What emerges from this sweeping storyline – more or less – is a history of right-wing attitudes in 20th century Britain; of how the shrill authoritarianism of fascism morphed into the organised bullying of unstoppable corporate capitalism. And Philip Howard’s huge production – with a cast of 12, and a gigantic, strangely literal set by Neil Warmington – faithfully moves through the narrative, with the help of Gavin Marwick’s sharp and haunting live violin music, and some superb country-dance-based movement by Emily-Jane Boyle.
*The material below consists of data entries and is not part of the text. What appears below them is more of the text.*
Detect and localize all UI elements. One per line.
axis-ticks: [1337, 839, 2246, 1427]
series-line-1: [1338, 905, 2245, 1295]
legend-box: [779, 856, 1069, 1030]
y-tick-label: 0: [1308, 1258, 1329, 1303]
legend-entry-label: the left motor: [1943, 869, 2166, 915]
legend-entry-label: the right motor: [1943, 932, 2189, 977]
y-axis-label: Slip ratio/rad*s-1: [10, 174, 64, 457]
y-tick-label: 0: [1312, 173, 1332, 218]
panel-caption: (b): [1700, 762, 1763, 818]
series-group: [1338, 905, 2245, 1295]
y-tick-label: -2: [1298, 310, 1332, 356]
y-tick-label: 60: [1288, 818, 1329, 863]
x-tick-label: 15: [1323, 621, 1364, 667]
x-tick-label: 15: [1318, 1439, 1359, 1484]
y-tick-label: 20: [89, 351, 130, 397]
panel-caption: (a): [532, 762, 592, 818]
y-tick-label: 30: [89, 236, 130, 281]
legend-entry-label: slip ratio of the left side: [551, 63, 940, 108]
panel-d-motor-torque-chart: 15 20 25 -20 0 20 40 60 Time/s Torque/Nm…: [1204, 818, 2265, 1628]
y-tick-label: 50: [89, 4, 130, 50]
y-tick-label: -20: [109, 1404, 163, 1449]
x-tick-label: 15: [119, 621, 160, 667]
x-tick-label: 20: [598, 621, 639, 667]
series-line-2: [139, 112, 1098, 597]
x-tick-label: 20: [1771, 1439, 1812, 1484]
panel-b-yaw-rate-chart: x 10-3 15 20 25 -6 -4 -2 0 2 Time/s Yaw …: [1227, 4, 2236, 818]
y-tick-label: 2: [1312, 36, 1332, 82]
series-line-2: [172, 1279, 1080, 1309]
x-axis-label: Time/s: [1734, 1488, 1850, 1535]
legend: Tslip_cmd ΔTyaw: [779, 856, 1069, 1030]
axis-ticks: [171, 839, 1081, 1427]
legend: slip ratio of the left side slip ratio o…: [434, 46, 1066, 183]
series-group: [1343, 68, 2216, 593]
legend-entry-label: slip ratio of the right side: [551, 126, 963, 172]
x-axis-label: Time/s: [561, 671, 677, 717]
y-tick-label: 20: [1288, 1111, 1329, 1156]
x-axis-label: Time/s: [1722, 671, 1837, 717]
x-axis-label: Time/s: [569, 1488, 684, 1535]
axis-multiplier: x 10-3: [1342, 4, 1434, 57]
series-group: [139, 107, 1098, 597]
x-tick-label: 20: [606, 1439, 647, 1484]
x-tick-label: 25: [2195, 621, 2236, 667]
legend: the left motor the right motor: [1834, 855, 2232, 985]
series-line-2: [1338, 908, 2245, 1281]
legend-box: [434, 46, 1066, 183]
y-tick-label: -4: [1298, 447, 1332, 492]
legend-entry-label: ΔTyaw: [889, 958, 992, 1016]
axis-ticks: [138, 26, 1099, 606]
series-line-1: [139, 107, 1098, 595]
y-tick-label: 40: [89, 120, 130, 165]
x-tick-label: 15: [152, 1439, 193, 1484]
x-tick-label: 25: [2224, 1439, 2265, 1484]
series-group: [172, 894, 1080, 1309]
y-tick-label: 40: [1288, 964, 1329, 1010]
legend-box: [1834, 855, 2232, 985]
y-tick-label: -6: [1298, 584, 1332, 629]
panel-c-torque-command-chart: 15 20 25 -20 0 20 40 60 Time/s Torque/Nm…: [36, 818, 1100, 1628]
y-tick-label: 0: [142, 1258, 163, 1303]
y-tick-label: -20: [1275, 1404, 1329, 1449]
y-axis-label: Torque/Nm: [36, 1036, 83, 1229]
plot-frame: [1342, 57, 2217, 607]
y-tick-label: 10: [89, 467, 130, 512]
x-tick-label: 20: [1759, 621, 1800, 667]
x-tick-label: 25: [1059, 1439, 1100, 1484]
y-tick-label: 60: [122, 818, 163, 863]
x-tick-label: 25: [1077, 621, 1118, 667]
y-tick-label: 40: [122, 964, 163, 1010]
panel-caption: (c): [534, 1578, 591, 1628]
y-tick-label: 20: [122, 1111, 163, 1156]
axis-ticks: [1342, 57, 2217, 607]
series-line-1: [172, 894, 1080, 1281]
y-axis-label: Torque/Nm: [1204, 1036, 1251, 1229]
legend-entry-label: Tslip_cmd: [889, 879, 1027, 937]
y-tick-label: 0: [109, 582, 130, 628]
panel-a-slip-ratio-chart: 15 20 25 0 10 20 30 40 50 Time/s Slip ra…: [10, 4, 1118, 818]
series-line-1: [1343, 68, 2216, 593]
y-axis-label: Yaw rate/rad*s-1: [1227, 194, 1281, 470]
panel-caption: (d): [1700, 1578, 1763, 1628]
Yet in the end, there’s something about this play that delivers less than it promises. It seeks to describe the defeat of the Left, yet gives no real life to left-wing ideas. It offers a critique of fascism, but itself indulges in strange, unconvincing flights of mysticism about bonds of blood and soil. And it assigns a huge symbolic weight to the central characters in each generation – the radical leftist, the powerful authoritarian, the girl in search of truth – but allows only the girl to be played by the same actor throughout; so that the actors struggle to create consistent characters, and the audience is constantly battling to match the verbal cues of the script – here’s that left-wing Oscar again – against conflicting visual cues.
The result is some pretty sketchy acting, torn between heightened naturalism, and a jokey, satirical representation of Highland life; it’s perhaps no accident that the performers who emerge with most credit are those playing minor characters, including the company’s impressive new recruits, Caroline Deyga and Ncuti Gatwa.
Despite all the resource, affection and respect poured into this production, the effect remains slightly baffling; as if there is some huge meaning to be quarried out of the mighty rock of this play, but neither David Greig nor Philip Howard, his most dedicated director, has yet quite found the mechanism, the hard-edged structural digging machine, that would bring it into the light.